= Lycomedes of Comana =

Bithynian nobleman of Cappadocian Greek descent

Lycomedes of Comana (Λυκομήδης; fl. 1st century BC) was a Bithynian nobleman of Cappadocian Greek descent who ruled Comana, Cappadocia in the second half of the 1st century BC.

==Biography==
In 47 BC, Lycomedes was probably about 50 years old when he was named by Roman dictator, Gaius Julius Caesar, the priest of the goddess Bellona in the temple-state of Comana, and sovereign, therefore, of the surrounding country. The predecessor of Lycomedes was Archelaus, the grandson of the Pontic general Archelaus. Strabo reports that with Roman client King Polemon I of Pontus, Lycomedes besieged a fortress held by Arsaces, a rebel chief who was guarding the sons of King Pharnaces II of Pontus, until Arsaces surrendered.

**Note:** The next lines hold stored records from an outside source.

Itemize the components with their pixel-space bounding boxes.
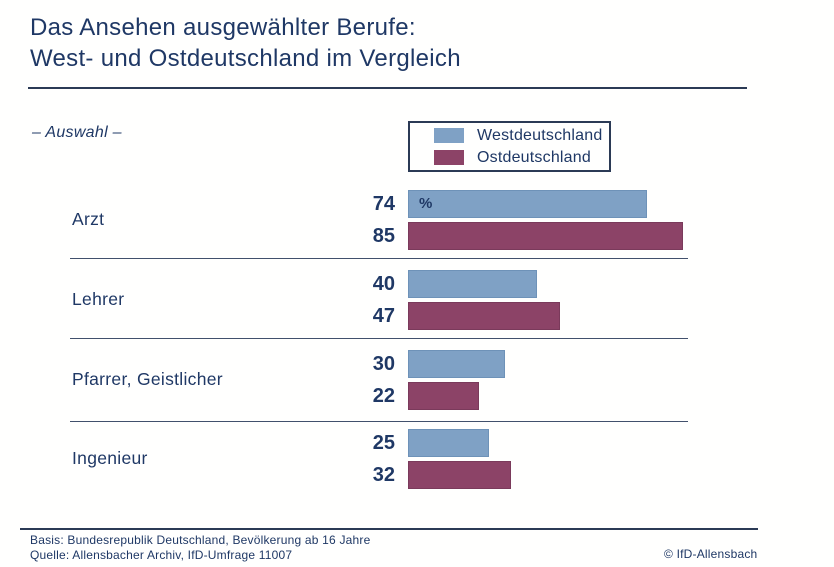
bar-row-east: 85 <box>0 222 834 250</box>
legend-swatch-west-icon <box>434 128 464 143</box>
bar-row-west: 25 <box>0 429 834 457</box>
legend-label-east: Ostdeutschland <box>477 148 591 166</box>
footer-basis-text: Basis: Bundesrepublik Deutschland, Bevöl… <box>30 533 371 547</box>
value-label: 32 <box>372 464 395 486</box>
bar-row-west: 74% <box>0 190 834 218</box>
bar-ostdeutschland <box>408 382 479 410</box>
bar-ostdeutschland <box>408 222 683 250</box>
value-label: 25 <box>372 432 395 454</box>
footer-divider <box>20 528 758 530</box>
bar-row-east: 32 <box>0 461 834 489</box>
value-label: 85 <box>372 225 395 247</box>
value-label: 30 <box>372 353 395 375</box>
legend-item-ostdeutschland: Ostdeutschland <box>434 149 609 167</box>
bar-westdeutschland <box>408 270 537 298</box>
title-line-2: West- und Ostdeutschland im Vergleich <box>30 45 461 72</box>
percent-unit-label: % <box>419 195 433 212</box>
bar-row-east: 22 <box>0 382 834 410</box>
value-label: 47 <box>372 305 395 327</box>
value-label: 40 <box>372 273 395 295</box>
bar-ostdeutschland <box>408 461 511 489</box>
title-line-1: Das Ansehen ausgewählter Berufe: <box>30 14 416 41</box>
subtitle-auswahl: – Auswahl – <box>32 124 122 141</box>
page-title: Das Ansehen ausgewählter Berufe: West- u… <box>30 12 461 74</box>
legend-swatch-east-icon <box>434 150 464 165</box>
footer-copyright-text: © IfD-Allensbach <box>664 547 758 561</box>
bar-ostdeutschland <box>408 302 560 330</box>
group-divider-3 <box>70 421 688 422</box>
value-label: 22 <box>372 385 395 407</box>
footer-source-text: Quelle: Allensbacher Archiv, IfD-Umfrage… <box>30 548 293 562</box>
category-label: Pfarrer, Geistlicher <box>72 369 223 389</box>
chart-group-2: Lehrer 40 47 <box>0 270 834 330</box>
bar-westdeutschland: % <box>408 190 647 218</box>
group-divider-1 <box>70 258 688 259</box>
bar-westdeutschland <box>408 429 489 457</box>
group-divider-2 <box>70 338 688 339</box>
bar-westdeutschland <box>408 350 505 378</box>
bar-row-west: 30 <box>0 350 834 378</box>
category-label: Ingenieur <box>72 448 148 468</box>
category-label: Arzt <box>72 209 105 229</box>
bar-row-east: 47 <box>0 302 834 330</box>
chart-group-3: Pfarrer, Geistlicher 30 22 <box>0 350 834 410</box>
category-label: Lehrer <box>72 289 125 309</box>
grouped-bar-chart: Arzt 74% 85 Lehrer 40 47 Pfarrer, Geistlicher 3… <box>0 190 834 500</box>
legend-label-west: Westdeutschland <box>477 126 603 144</box>
value-label: 74 <box>372 193 395 215</box>
bar-row-west: 40 <box>0 270 834 298</box>
chart-group-4: Ingenieur 25 32 <box>0 429 834 489</box>
title-divider <box>28 87 747 89</box>
chart-group-1: Arzt 74% 85 <box>0 190 834 250</box>
legend-item-westdeutschland: Westdeutschland <box>434 127 609 145</box>
legend: Westdeutschland Ostdeutschland <box>408 121 611 172</box>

Later Lycomedes was a supporter of Roman triumvir Mark Antony, who at some point enlarged the territory of Lycomedes' kingdom. Due to Lycomedes’ partisanship with Mark Antony, he was deposed by Octavian after the Battle of Actium. He was succeeded as priest and ruler, briefly, by the brigand-king Cleon of Gordiucome, and more permanently by Dyteutus.

Lycomedes had married a Pontian princess called Orsabaris, the youngest daughter of King Mithridates VI of Pontus, who bore Lycomedes a daughter named Orodaltis.